Taylor Swift's "1989" came out in October 2014, but thanks to a scheduling quirk, it was one of the top-nominated albums for the 2015 Grammy Awards. Here, the singer performs in Sydney on Nov. 28, 2015. Mark Metcalfe/Getty

The awards show that bills itself as the biggest night in music is going to have to draw an audience without some of music’s biggest names. The 2015 Grammy nominees were announced on ABC's "Good Morning America" Monday, and aside from the surprise that Kendrick Lamar’s sprawling opus “To Pimp a Butterfly” led the field with 11 nominations, TV advertisers had to sit and grumble once again about who wasn’t included among the nominees: Adele, Justin Bieber and One Direction.
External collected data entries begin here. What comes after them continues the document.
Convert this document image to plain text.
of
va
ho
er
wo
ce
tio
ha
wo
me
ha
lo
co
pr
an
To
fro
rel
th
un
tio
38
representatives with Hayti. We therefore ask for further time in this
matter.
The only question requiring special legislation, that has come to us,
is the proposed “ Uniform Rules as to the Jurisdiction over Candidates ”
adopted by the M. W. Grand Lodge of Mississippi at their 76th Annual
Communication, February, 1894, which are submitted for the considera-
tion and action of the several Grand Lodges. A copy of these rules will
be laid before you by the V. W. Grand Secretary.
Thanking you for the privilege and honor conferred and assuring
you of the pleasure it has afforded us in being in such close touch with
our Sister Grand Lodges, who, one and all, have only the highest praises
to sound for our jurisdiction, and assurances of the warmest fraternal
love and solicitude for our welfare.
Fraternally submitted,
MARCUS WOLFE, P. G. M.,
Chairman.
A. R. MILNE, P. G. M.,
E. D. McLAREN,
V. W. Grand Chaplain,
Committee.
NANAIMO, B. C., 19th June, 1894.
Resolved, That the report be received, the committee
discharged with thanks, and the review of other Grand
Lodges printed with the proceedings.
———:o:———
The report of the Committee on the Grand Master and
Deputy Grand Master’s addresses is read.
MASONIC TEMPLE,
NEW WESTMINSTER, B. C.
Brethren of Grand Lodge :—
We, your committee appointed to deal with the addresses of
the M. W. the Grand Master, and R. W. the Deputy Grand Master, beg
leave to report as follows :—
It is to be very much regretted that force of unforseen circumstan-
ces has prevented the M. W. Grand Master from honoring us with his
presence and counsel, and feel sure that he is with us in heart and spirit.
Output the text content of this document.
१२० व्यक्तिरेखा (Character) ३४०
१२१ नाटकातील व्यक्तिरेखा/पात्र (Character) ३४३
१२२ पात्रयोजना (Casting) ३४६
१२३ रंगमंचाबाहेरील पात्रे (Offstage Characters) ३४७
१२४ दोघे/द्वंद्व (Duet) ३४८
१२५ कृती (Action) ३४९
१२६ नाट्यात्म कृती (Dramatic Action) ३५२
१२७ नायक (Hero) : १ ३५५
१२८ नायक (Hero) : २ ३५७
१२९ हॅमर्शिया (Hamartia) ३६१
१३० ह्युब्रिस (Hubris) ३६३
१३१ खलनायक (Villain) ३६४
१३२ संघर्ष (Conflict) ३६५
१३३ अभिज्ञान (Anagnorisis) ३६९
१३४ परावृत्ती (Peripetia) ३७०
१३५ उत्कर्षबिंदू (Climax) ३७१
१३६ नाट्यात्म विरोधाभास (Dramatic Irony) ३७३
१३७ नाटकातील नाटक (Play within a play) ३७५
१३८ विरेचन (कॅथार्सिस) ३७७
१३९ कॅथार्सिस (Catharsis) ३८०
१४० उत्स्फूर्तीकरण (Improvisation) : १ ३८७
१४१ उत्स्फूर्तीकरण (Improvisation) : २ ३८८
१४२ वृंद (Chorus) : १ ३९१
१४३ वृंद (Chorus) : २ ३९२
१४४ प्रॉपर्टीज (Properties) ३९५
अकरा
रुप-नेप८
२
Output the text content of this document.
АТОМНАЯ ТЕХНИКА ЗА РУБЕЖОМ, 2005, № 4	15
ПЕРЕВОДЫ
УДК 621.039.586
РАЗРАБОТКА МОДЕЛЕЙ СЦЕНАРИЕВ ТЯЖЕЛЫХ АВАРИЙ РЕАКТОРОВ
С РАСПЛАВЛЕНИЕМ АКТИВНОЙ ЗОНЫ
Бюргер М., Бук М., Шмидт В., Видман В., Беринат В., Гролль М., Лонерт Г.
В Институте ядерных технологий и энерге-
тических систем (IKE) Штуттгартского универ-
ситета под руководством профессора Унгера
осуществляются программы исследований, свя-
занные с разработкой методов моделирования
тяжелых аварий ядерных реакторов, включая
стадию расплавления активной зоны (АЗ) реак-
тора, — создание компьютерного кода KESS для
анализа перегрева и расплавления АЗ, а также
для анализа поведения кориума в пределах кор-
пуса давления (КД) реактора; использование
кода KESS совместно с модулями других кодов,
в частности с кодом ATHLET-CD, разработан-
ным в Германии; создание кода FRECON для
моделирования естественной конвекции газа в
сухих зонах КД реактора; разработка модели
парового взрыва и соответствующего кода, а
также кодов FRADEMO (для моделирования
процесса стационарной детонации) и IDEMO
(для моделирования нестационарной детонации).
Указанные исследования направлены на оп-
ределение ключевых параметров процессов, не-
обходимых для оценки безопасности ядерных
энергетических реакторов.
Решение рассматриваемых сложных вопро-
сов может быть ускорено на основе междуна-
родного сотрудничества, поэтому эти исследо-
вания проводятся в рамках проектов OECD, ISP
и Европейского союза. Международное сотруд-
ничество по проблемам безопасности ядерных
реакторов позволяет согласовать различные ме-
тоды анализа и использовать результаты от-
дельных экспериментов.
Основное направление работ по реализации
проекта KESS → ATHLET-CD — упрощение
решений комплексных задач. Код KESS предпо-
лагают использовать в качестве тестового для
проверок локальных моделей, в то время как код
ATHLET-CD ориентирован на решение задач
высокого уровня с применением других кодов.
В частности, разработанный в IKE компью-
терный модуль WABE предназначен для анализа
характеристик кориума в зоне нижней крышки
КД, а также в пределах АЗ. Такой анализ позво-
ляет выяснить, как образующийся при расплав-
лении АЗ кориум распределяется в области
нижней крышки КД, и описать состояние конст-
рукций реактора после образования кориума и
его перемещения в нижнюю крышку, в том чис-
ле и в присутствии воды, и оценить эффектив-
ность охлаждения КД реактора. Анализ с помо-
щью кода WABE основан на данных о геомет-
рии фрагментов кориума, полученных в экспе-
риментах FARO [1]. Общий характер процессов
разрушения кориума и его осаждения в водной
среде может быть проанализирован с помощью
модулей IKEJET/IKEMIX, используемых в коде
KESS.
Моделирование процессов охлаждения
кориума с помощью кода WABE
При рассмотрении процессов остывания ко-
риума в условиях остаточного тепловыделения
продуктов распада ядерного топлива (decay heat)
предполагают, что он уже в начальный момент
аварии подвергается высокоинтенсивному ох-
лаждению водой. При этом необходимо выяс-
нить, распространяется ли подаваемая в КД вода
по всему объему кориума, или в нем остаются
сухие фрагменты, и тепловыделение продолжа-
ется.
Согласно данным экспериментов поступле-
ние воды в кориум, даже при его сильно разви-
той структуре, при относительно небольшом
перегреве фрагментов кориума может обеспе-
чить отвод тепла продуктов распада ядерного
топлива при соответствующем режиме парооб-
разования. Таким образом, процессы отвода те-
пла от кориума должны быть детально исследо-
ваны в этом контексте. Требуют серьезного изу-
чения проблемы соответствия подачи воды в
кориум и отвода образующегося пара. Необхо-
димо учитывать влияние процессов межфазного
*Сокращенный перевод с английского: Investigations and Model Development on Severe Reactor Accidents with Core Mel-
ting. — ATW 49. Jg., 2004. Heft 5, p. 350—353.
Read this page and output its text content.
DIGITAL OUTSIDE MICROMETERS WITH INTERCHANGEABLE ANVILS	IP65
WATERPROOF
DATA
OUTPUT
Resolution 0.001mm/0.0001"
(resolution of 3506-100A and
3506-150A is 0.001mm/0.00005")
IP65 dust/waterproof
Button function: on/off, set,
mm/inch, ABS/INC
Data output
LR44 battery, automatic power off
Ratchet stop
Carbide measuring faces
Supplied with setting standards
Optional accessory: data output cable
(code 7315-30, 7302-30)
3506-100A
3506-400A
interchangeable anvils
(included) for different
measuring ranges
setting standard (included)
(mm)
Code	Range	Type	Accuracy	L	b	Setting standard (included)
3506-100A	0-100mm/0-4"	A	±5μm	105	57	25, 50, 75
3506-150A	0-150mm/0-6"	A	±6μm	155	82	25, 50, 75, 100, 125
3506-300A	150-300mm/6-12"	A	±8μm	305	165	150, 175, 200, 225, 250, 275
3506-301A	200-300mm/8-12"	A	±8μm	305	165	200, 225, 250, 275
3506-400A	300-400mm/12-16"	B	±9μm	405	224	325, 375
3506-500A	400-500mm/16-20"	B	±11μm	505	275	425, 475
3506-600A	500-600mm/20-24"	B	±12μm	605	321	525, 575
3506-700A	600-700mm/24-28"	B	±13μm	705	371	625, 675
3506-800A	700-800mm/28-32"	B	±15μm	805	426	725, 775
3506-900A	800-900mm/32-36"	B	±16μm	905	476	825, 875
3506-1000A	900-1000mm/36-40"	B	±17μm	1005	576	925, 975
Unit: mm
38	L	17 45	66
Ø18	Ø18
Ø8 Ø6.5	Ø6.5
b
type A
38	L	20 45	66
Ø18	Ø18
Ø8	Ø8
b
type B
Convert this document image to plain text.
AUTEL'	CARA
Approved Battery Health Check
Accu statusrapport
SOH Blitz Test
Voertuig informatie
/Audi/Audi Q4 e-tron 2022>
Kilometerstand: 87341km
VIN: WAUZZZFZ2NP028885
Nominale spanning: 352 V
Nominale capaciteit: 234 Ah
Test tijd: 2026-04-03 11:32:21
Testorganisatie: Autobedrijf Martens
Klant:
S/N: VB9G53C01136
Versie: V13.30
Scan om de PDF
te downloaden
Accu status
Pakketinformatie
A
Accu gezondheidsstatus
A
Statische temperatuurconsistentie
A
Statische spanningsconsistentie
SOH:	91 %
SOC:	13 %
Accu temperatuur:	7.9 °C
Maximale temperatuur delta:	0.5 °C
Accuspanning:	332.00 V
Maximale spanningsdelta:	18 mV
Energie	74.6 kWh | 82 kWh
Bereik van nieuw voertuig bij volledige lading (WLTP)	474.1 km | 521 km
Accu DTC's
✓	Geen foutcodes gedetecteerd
Those three aren’t on the list because of a quirk in the Grammys’ calendar and nomination process. The Recording Academy's members were allowed to nominate and consider only recordings that were released between Oct. 1, 2014, and Sept. 30, 2015, which means albums like Justin Bieber’s “Purpose” and One Direction’s “Made in the A.M.,” which were released Nov. 13, and Adele’s “25,” which dropped Nov. 27, weren’t eligible for consideration.

Instead, some of the top albums eligible for honors in February came out last year. Taylor Swift’s “1989,” which was released Oct. 27, 2014, tied the Weeknd’s “Beauty Behind the Madness” for the second-most nominations, with seven. Record and Song of the Year nominee "Thinking Out Loud," an Ed Sheeran song that briefly held the distinction of being the most-streamed song on Spotify, was included on "X," an album that came out in June 2014 (the single was released three months later).

Some have regarded the Grammys’ nominating window as curious because record labels often hold their highest-profile records until late October or November to capitalize on the holiday season. The final three months of the year have historically been the most wonderful time of the year for the recording industry, with some labels generating as much as 40 percent of their yearly revenues during that stretch.

Limiting itself to artists that are not top of mind for fans also puts the Grammys in a tough spot when it comes to ratings. Since a 2012 peak, the show’s numbers have been in decline. The 25 million people who tuned in to last year’s telecast was a six-year low, according to Nielsen, and it seems unlikely that this year’s cast of nominees will be able to drive a ratings recovery.

Even if the teen-pop stars listed above can be sneaked into February's telecast, it might not make much of a difference. This past summer, the MTV Video Music Awards, which featured Taylor Swift, One Direction, Justin Bieber, as well as a high-profile appearance from Kanye West, saw its ratings decline for a second consecutive year, despite MTV parent Viacom’s decision to broadcast the show on 10 channels simultaneously.